Turns out, that though robots are good at building cars, cleaning up nuclear waste, and winning at games of strategy, they aren’t so good at hospitality. After opening to worldwide publicity in 2015, Japan’s Henn na, or “Strange,” Hotel, the world’s first all robot hotel, is now laying off its droids. They were annoying guests with their inability to answer questions, by making appearances in rooms when not called for, and by becoming foot hazards in the lobby when their batteries ran out. So maybe there are some things a robot can’t do.

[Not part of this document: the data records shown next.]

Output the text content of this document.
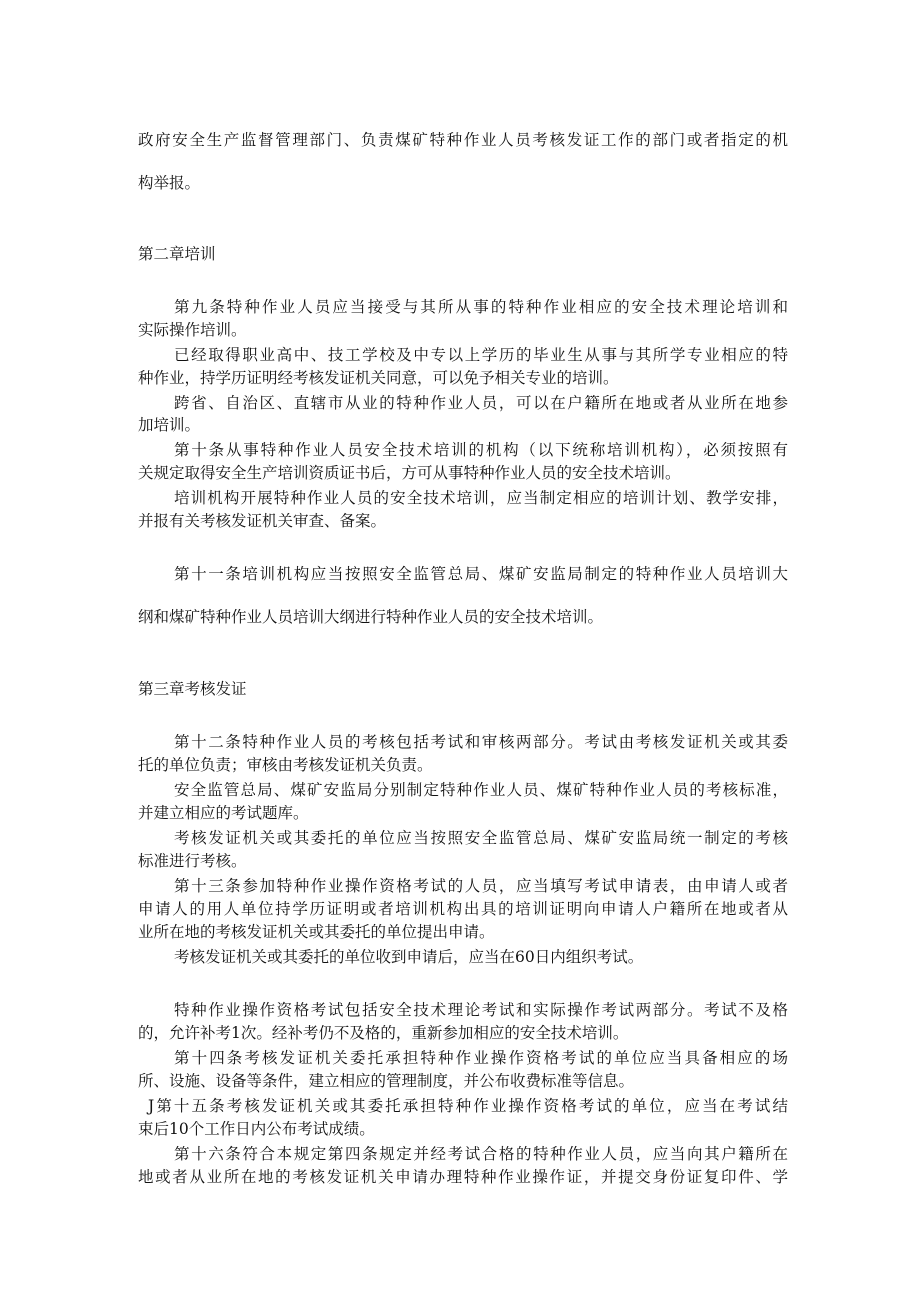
政府安全生产监督管理部门、负责煤矿特种作业人员考核发证工作的部门或者指定的机
构举报。
第二章培训
第九条特种作业人员应当接受与其所从事的特种作业相应的安全技术理论培训和
实际操作培训。
已经取得职业高中、技工学校及中专以上学历的毕业生从事与其所学专业相应的特
种作业，持学历证明经考核发证机关同意，可以免予相关专业的培训。
跨省、自治区、直辖市从业的特种作业人员，可以在户籍所在地或者从业所在地参
加培训。
第十条从事特种作业人员安全技术培训的机构（以下统称培训机构），必须按照有
关规定取得安全生产培训资质证书后，方可从事特种作业人员的安全技术培训。
培训机构开展特种作业人员的安全技术培训，应当制定相应的培训计划、教学安排，
并报有关考核发证机关审查、备案。
第十一条培训机构应当按照安全监管总局、煤矿安监局制定的特种作业人员培训大
纲和煤矿特种作业人员培训大纲进行特种作业人员的安全技术培训。
第三章考核发证
第十二条特种作业人员的考核包括考试和审核两部分。考试由考核发证机关或其委
托的单位负责；审核由考核发证机关负责。
安全监管总局、煤矿安监局分别制定特种作业人员、煤矿特种作业人员的考核标准，
并建立相应的考试题库。
考核发证机关或其委托的单位应当按照安全监管总局、煤矿安监局统一制定的考核
标准进行考核。
第十三条参加特种作业操作资格考试的人员，应当填写考试申请表，由申请人或者
申请人的用人单位持学历证明或者培训机构出具的培训证明向申请人户籍所在地或者从
业所在地的考核发证机关或其委托的单位提出申请。
考核发证机关或其委托的单位收到申请后，应当在60日内组织考试。
特种作业操作资格考试包括安全技术理论考试和实际操作考试两部分。考试不及格
的，允许补考1次。经补考仍不及格的，重新参加相应的安全技术培训。
第十四条考核发证机关委托承担特种作业操作资格考试的单位应当具备相应的场
所、设施、设备等条件，建立相应的管理制度，并公布收费标准等信息。
J第十五条考核发证机关或其委托承担特种作业操作资格考试的单位，应当在考试结
束后10个工作日内公布考试成绩。
第十六条符合本规定第四条规定并经考试合格的特种作业人员，应当向其户籍所在
地或者从业所在地的考核发证机关申请办理特种作业操作证，并提交身份证复印件、学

China and the U.S. are currently the world’s leaders in advancing AI systems. Today, when you walk out your front door in China, cameras will immediately pick you up and log your whereabouts. Chinese consumers use digital currency and have their favorite snacks delivered to the office. AI improves and benefits their lives, but with the Chinese system of “social credit” earned for good behavior, the AI system can lead to public shaming if your score is low. So, we need people to oversee these systems for their biases and we all need to assure that these systems have transparency — “open data.” If Taobao, the internet consumer giant in China, talks to the bank, then citizens need to know what info is being shared. The Chinese have an “ecology” of AI: Wechat, the social media app, talks to Taobao, the consumer platform, which talks to the bank, which has access to your social credit score.

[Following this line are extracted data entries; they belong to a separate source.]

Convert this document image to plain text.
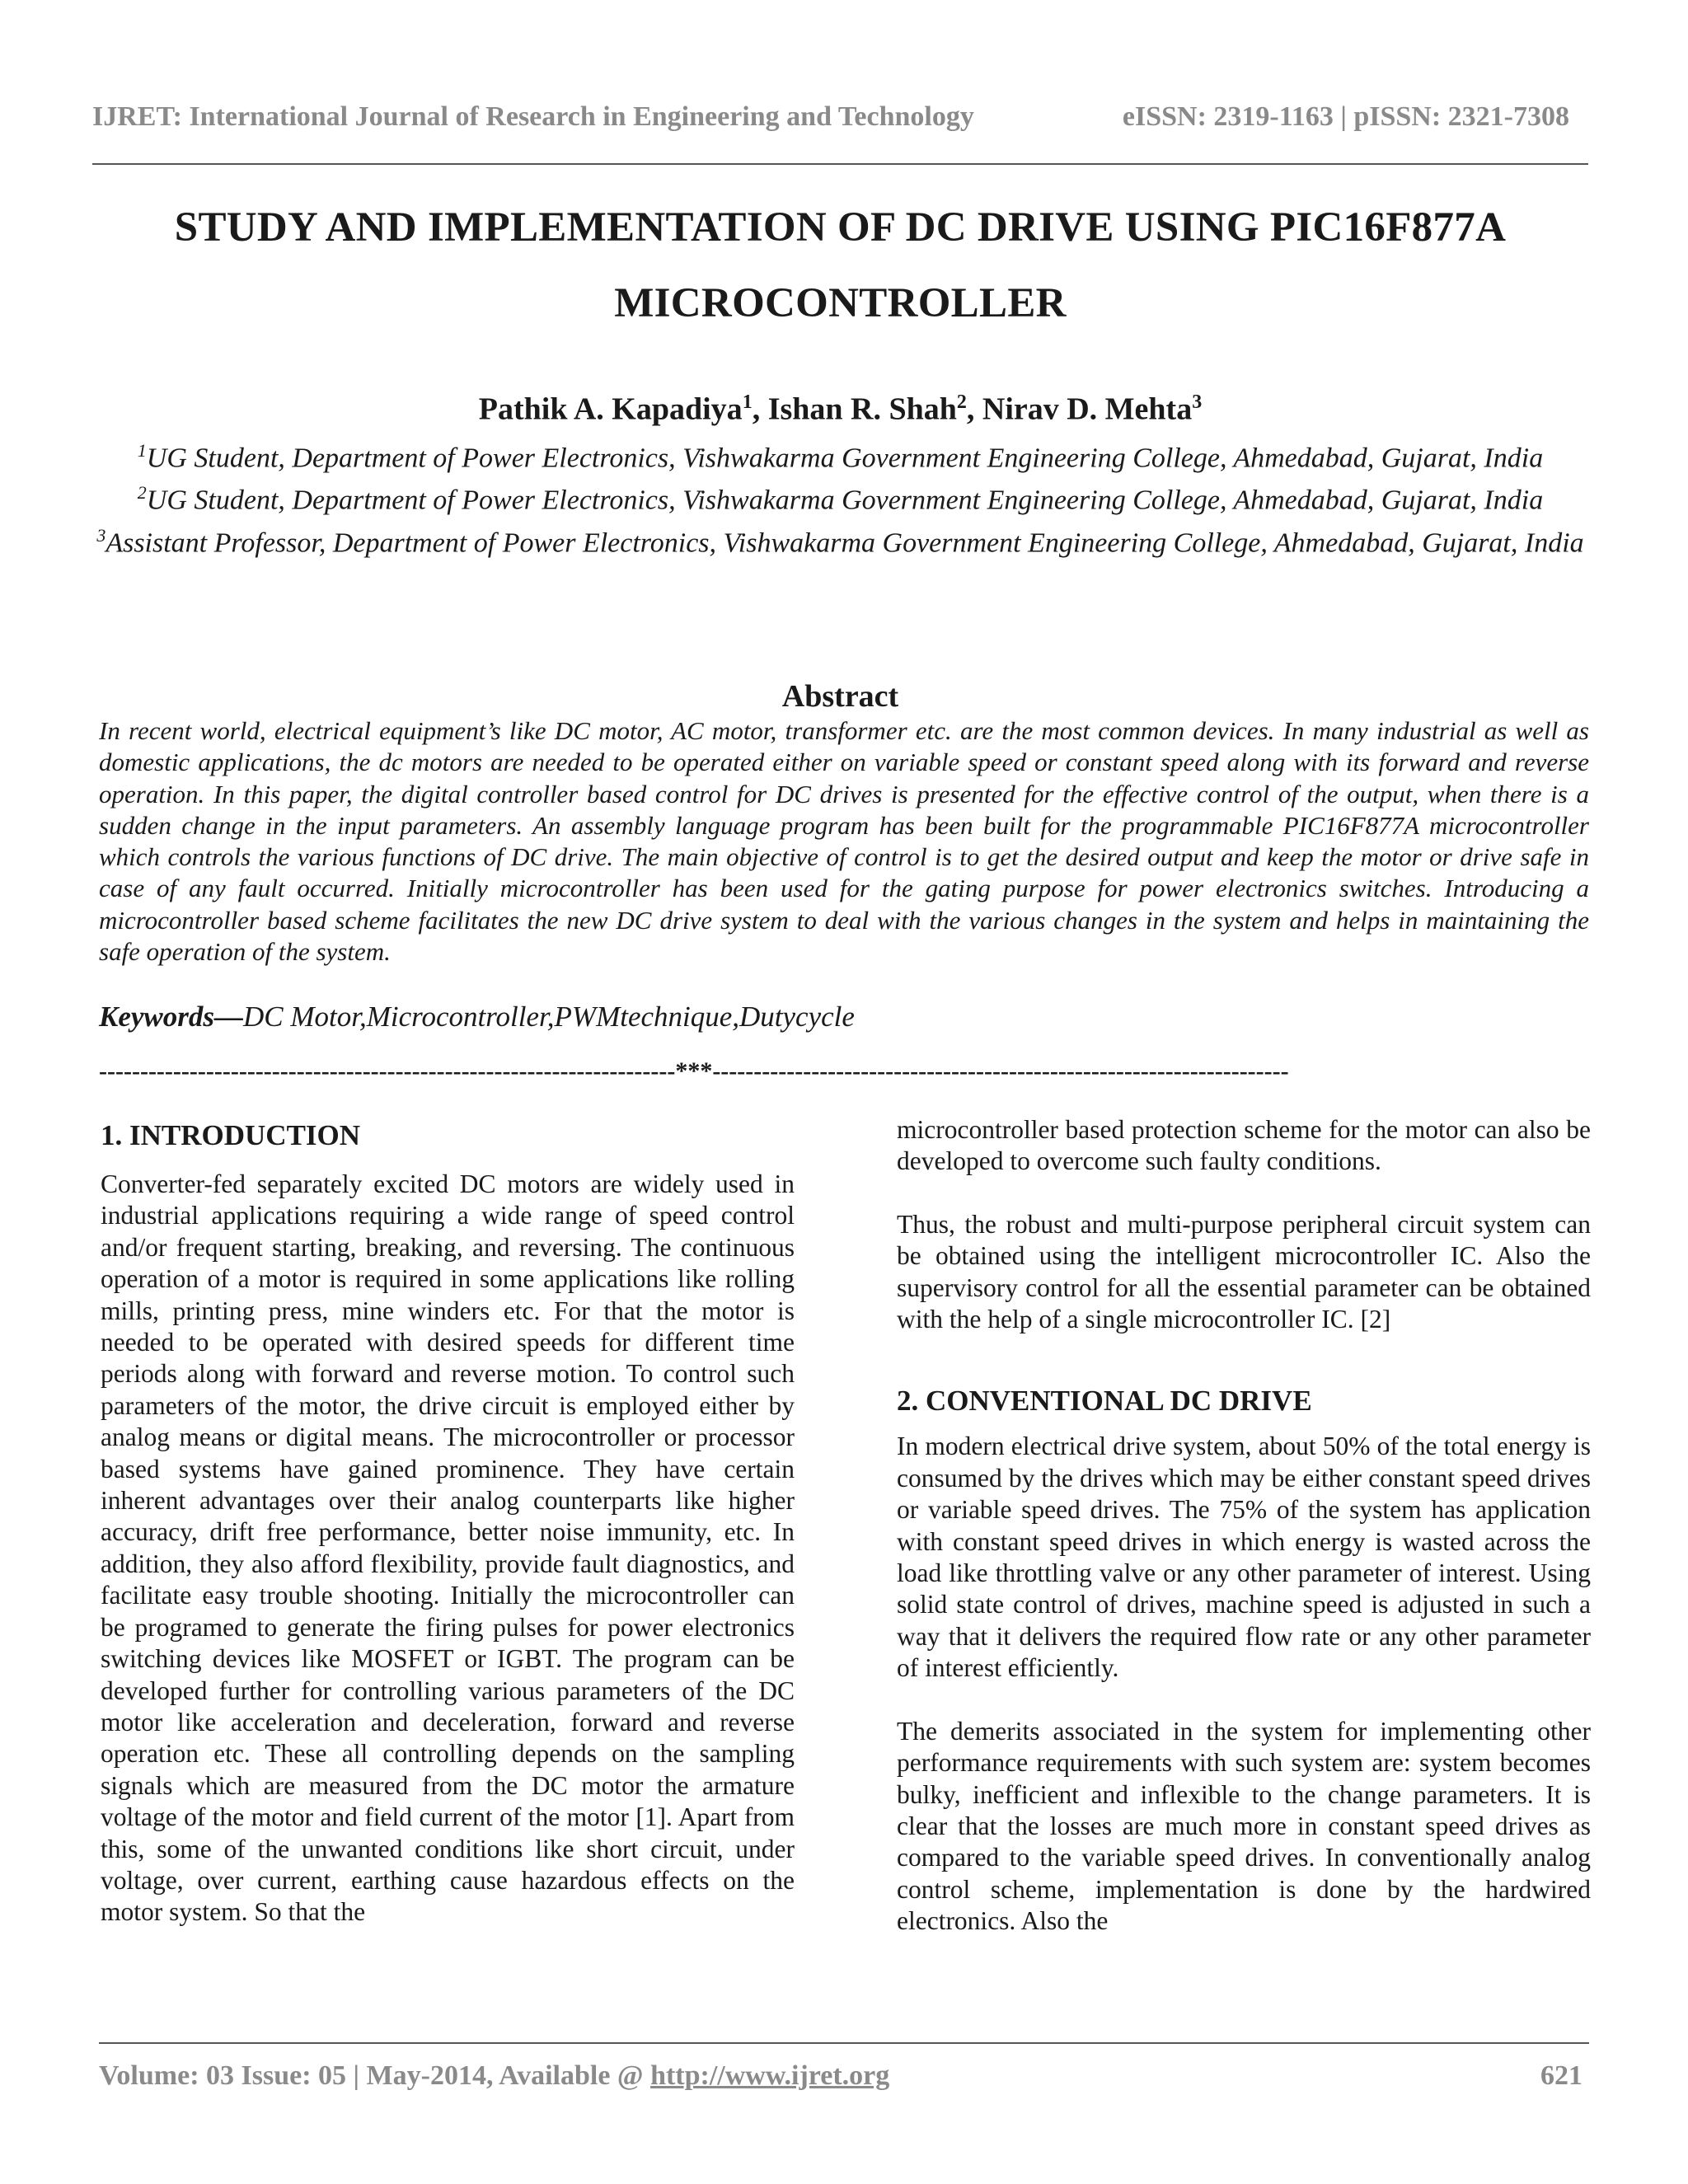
IJRET: International Journal of Research in Engineering and Technology	eISSN: 2319-1163 | pISSN: 2321-7308
STUDY AND IMPLEMENTATION OF DC DRIVE USING PIC16F877A
MICROCONTROLLER
Pathik A. Kapadiya$^1$, Ishan R. Shah$^2$, Nirav D. Mehta$^3$

$^1$UG Student, Department of Power Electronics, Vishwakarma Government Engineering College, Ahmedabad, Gujarat, India

$^2$UG Student, Department of Power Electronics, Vishwakarma Government Engineering College, Ahmedabad, Gujarat, India

$^3$Assistant Professor, Department of Power Electronics, Vishwakarma Government Engineering College, Ahmedabad, Gujarat, India

Abstract

In recent world, electrical equipment’s like DC motor, AC motor, transformer etc. are the most common devices. In many industrial as well as domestic applications, the dc motors are needed to be operated either on variable speed or constant speed along with its forward and reverse operation. In this paper, the digital controller based control for DC drives is presented for the effective control of the output, when there is a sudden change in the input parameters. An assembly language program has been built for the programmable PIC16F877A microcontroller which controls the various functions of DC drive. The main objective of control is to get the desired output and keep the motor or drive safe in case of any fault occurred. Initially microcontroller has been used for the gating purpose for power electronics switches. Introducing a microcontroller based scheme facilitates the new DC drive system to deal with the various changes in the system and helps in maintaining the safe operation of the system.

Keywords—DC Motor,Microcontroller,PWMtechnique,Dutycycle
----------------------------------------------------------------------***----------------------------------------------------------------------
1. INTRODUCTION

Converter-fed separately excited DC motors are widely used in industrial applications requiring a wide range of speed control and/or frequent starting, breaking, and reversing. The continuous operation of a motor is required in some applications like rolling mills, printing press, mine winders etc. For that the motor is needed to be operated with desired speeds for different time periods along with forward and reverse motion. To control such parameters of the motor, the drive circuit is employed either by analog means or digital means. The microcontroller or processor based systems have gained prominence. They have certain inherent advantages over their analog counterparts like higher accuracy, drift free performance, better noise immunity, etc. In addition, they also afford flexibility, provide fault diagnostics, and facilitate easy trouble shooting. Initially the microcontroller can be programed to generate the firing pulses for power electronics switching devices like MOSFET or IGBT. The program can be developed further for controlling various parameters of the DC motor like acceleration and deceleration, forward and reverse operation etc. These all controlling depends on the sampling signals which are measured from the DC motor the armature voltage of the motor and field current of the motor [1]. Apart from this, some of the unwanted conditions like short circuit, under voltage, over current, earthing cause hazardous effects on the motor system. So that the

microcontroller based protection scheme for the motor can also be developed to overcome such faulty conditions.

Thus, the robust and multi-purpose peripheral circuit system can be obtained using the intelligent microcontroller IC. Also the supervisory control for all the essential parameter can be obtained with the help of a single microcontroller IC. [2]

2. CONVENTIONAL DC DRIVE

In modern electrical drive system, about 50% of the total energy is consumed by the drives which may be either constant speed drives or variable speed drives. The 75% of the system has application with constant speed drives in which energy is wasted across the load like throttling valve or any other parameter of interest. Using solid state control of drives, machine speed is adjusted in such a way that it delivers the required flow rate or any other parameter of interest efficiently.

The demerits associated in the system for implementing other performance requirements with such system are: system becomes bulky, inefficient and inflexible to the change parameters. It is clear that the losses are much more in constant speed drives as compared to the variable speed drives. In conventionally analog control scheme, implementation is done by the hardwired electronics. Also the

Volume: 03 Issue: 05 | May-2014, Available @ http://www.ijret.org	621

Everything is advancing so fast! Everybody feels like they’re missing the boat. But wait! Maybe we need to think this through. Slow down a little bit. Perhaps, everything doesn’t need an AI system. The Skoll Foundation, which focuses on social entrepreneurship to fix societal problems, says that not everything needs an AI solution. While there is no doubt that AI algorithms could improve such things as water efficiency in irrigation systems, the problem that Sub-Saharan African farmers face are more fundamental, more about just having access to the water. Using AI to develop accurate risk models for crop insurance won’t help much without adequate systems for distributing insurance. So, perhaps basic functionality should be looked at before AI is applied, which can then be used to augment proper functioning.

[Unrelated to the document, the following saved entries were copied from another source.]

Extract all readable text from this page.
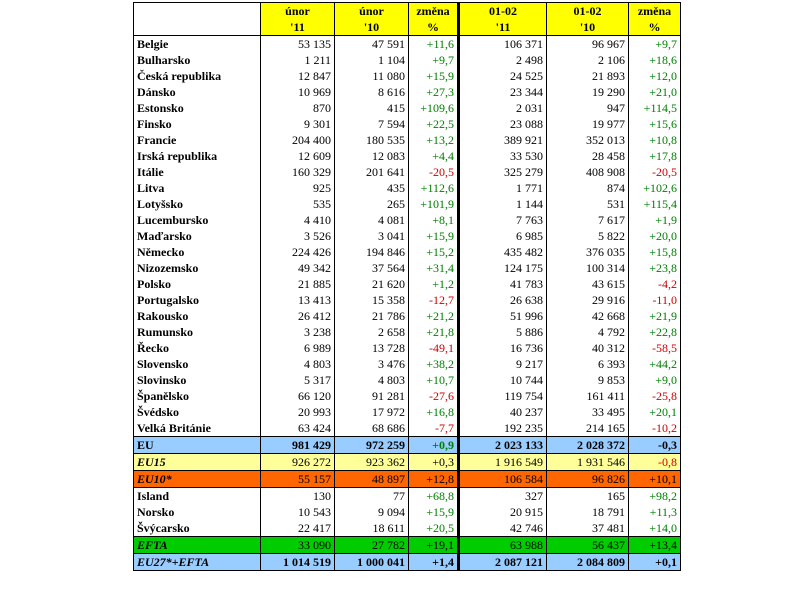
	únor	únor	změna	01-02	01-02	změna
	'11	'10	%	'11	'10	%
Belgie	53 135	47 591	+11,6	106 371	96 967	+9,7
Bulharsko	1 211	1 104	+9,7	2 498	2 106	+18,6
Česká republika	12 847	11 080	+15,9	24 525	21 893	+12,0
Dánsko	10 969	8 616	+27,3	23 344	19 290	+21,0
Estonsko	870	415	+109,6	2 031	947	+114,5
Finsko	9 301	7 594	+22,5	23 088	19 977	+15,6
Francie	204 400	180 535	+13,2	389 921	352 013	+10,8
Irská republika	12 609	12 083	+4,4	33 530	28 458	+17,8
Itálie	160 329	201 641	-20,5	325 279	408 908	-20,5
Litva	925	435	+112,6	1 771	874	+102,6
Lotyšsko	535	265	+101,9	1 144	531	+115,4
Lucembursko	4 410	4 081	+8,1	7 763	7 617	+1,9
Maďarsko	3 526	3 041	+15,9	6 985	5 822	+20,0
Německo	224 426	194 846	+15,2	435 482	376 035	+15,8
Nizozemsko	49 342	37 564	+31,4	124 175	100 314	+23,8
Polsko	21 885	21 620	+1,2	41 783	43 615	-4,2
Portugalsko	13 413	15 358	-12,7	26 638	29 916	-11,0
Rakousko	26 412	21 786	+21,2	51 996	42 668	+21,9
Rumunsko	3 238	2 658	+21,8	5 886	4 792	+22,8
Řecko	6 989	13 728	-49,1	16 736	40 312	-58,5
Slovensko	4 803	3 476	+38,2	9 217	6 393	+44,2
Slovinsko	5 317	4 803	+10,7	10 744	9 853	+9,0
Španělsko	66 120	91 281	-27,6	119 754	161 411	-25,8
Švédsko	20 993	17 972	+16,8	40 237	33 495	+20,1
Velká Británie	63 424	68 686	-7,7	192 235	214 165	-10,2
EU	981 429	972 259	+0,9	2 023 133	2 028 372	-0,3
EU15	926 272	923 362	+0,3	1 916 549	1 931 546	-0,8
EU10*	55 157	48 897	+12,8	106 584	96 826	+10,1
Island	130	77	+68,8	327	165	+98,2
Norsko	10 543	9 094	+15,9	20 915	18 791	+11,3
Švýcarsko	22 417	18 611	+20,5	42 746	37 481	+14,0
EFTA	33 090	27 782	+19,1	63 988	56 437	+13,4
EU27*+EFTA	1 014 519	1 000 041	+1,4	2 087 121	2 084 809	+0,1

But there’s good and bad with all technology. Facial recognition software can be used for mass surveillance or it can find missing children. New technology is always disruptive. It improves our lives, but imposes difficulties and challenges. The idea is to maximize the good features. Policy, laws, self regulation, crowdsourcing are all ways to mitigate the downside; but tech is always dual in nature — it’s good and it’s bad.
Chinese citizens will gladly give over their data, so they can have their favorite tea delivered to the office; but the downside is social credit, which can make you an outlier and put your safety into jeopardy. Transparency may be the best hedge against systemic maliciousness; but AI is advancing, and the algorithms are learning; and if they keep getting better at what we do, then the follow-through question would be… then what will we do?